Hein Vanhaezebrouck ruimde bij AA Gent vorige zomer plaats voor Wouter Vrancken. Als analist laat de ex-coach van de Buffalo's af en toe evenwel nog eens zijn licht schijnen op zijn voormalige werkgever. Zo deed hij een opvallende vaststelling na de voorbije speeldag.
In zijn wekelijkse column voor Het Nieuwsblad nam Vanhaezebrouck dit vooral tegenstander van afgelopen weekend Union onder de loep. In een match waarin weinig te beleven viel bleef de brilscore logischerwijze op het bord. Wat de Brusselaars betreft blijkt het gebrek aan scorend vermogen al een tijdje een probleem. Dan blijkt AA Gent iets beter bij schot: met 18 goals doen slechts vier ploegen beter.
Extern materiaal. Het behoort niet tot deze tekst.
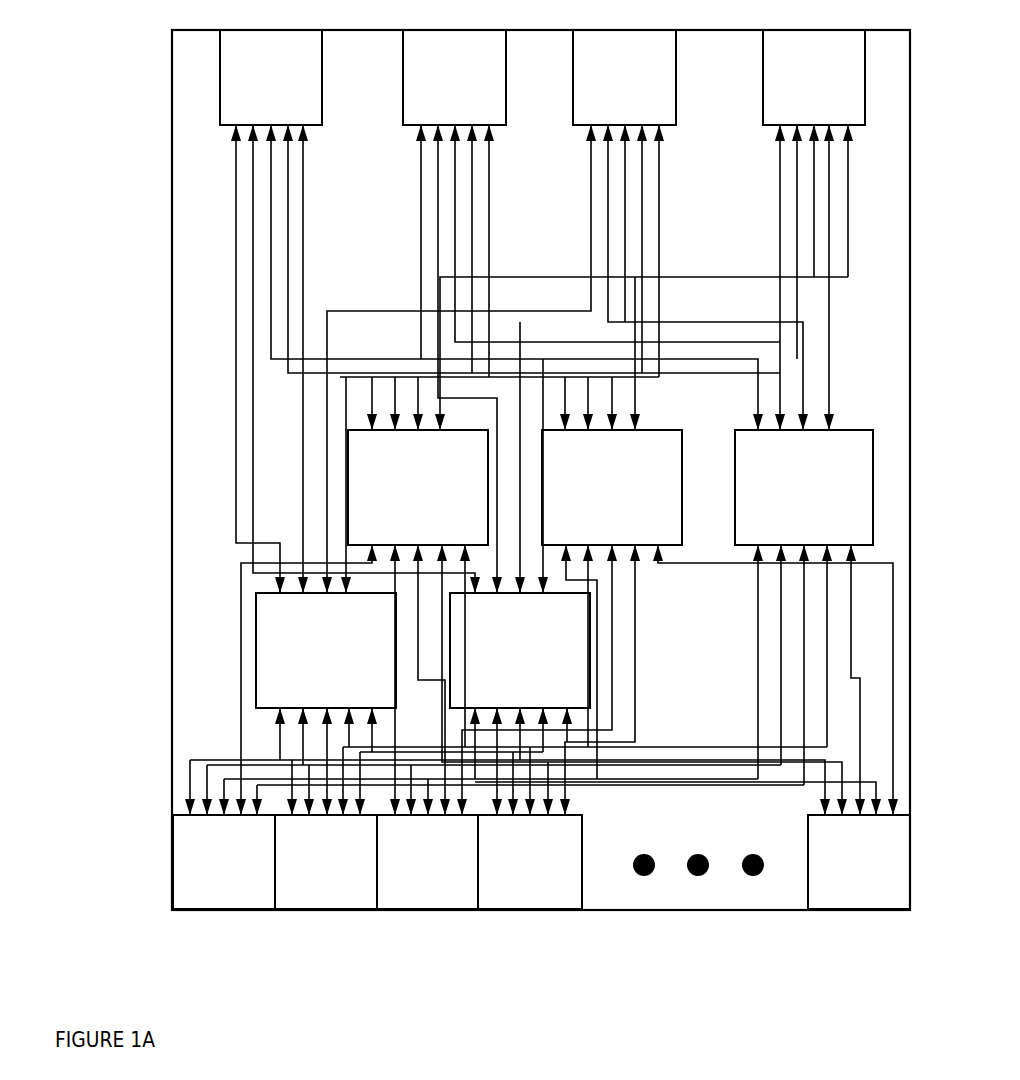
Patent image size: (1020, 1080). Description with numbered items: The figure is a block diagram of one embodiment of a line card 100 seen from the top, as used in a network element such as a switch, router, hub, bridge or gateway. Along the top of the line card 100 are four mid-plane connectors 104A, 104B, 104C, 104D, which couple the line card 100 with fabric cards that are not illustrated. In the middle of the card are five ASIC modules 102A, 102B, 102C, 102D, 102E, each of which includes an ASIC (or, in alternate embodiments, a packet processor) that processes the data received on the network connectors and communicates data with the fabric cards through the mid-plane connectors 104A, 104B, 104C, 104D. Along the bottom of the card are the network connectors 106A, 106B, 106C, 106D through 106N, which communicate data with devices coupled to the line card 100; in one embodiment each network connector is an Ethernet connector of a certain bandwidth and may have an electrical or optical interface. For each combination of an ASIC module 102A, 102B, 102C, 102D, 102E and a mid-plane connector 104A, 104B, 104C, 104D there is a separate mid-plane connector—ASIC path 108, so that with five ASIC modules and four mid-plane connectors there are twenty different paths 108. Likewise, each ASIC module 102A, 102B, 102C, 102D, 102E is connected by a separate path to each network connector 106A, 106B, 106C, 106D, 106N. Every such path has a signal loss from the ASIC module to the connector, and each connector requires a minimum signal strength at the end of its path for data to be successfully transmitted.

The line card 100 is at (162, 467).
The ASIC module 102A is at (418, 487).
The ASIC module 102B is at (612, 487).
The ASIC module 102C is at (804, 487).
The ASIC module 102D is at (326, 650).
The ASIC module 102E is at (520, 650).
The mid-plane connector 104A is at (271, 77).
The mid-plane connector 104B is at (454, 77).
The mid-plane connector 104C is at (624, 77).
The mid-plane connector 104D is at (814, 77).
The network connector 106A is at (224, 862).
The network connector 106B is at (326, 862).
The network connector 106C is at (427, 862).
The network connector 106D is at (530, 862).
The network connector 106N is at (859, 862).
The mid-plane connector—ASIC path 108 is at (246, 243).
Kritiek van Vanhaezebrouck
Met een derde plaats in de ranking lijkt er dan ook geen vuiltje aan de lucht in de Planet Group Arena. Toch ziet Vanhaezebrouck ook daar een pijnpunt opduiken, met name de manier waarop er collectief druk wordt gezet. In dat klassement prijken de Buffalo's momenteel pas op de negende plaats. Een zorgwekkende evolutie volgens de ex-trainer, zo vertelde hij aan zijn ghostwriter Koen Van Uytvange.
"Op dat gebied beleven ze volgens hem een heel ander seizoen dan de voorgaande jaren, toen ze echt een ploeg waren die druk zetten. Ook voor hij daar was trouwens, voor je denkt dat het over hemzelf gaat. Nu zitten ze echter in de middenmoot", klinkt het in Sjotcast. Dat valt niet te wijten aan de aanpak van Vrancken, want vorig jaar was zijn Genk ook nog een van de ploegen die het best druk zette.
Vrancken niks te verwijten
"Volgens mij ligt het dus niet aan wat hij wil, maar wel aan wat ze kunnen of doen soms. Dat is denk ik ook wat Vrancken bedoelt wanneer hij het over een tekort aan agressiviteit heeft. Dat ze er niet kort genoeg opzitten. Er is nog veel ruimte voor verbetering. De trainer ziet dat ook, maar het is elke week hetzelfde liedje: Vrancken die er blijft op hameren dat ze wat agressiever mogen zijn", luidt het verder.
"Daar heeft hij gelijk in, maar er zijn ook andere punten. Puur qua kwaliteit word ik er niet warm van. Ze komen vaak goed weg en er zijn er die het slechter doen, maar er is nog veel werk aan en ruimte voor verbetering. Ik heb het gevoel dat er nog een puzzelstuk ontbreekt", besluit Van Uytvange. Mogelijk kan een van de vele nieuwkomers die nog een aanpassingsperiode beleven straks soelaas bieden.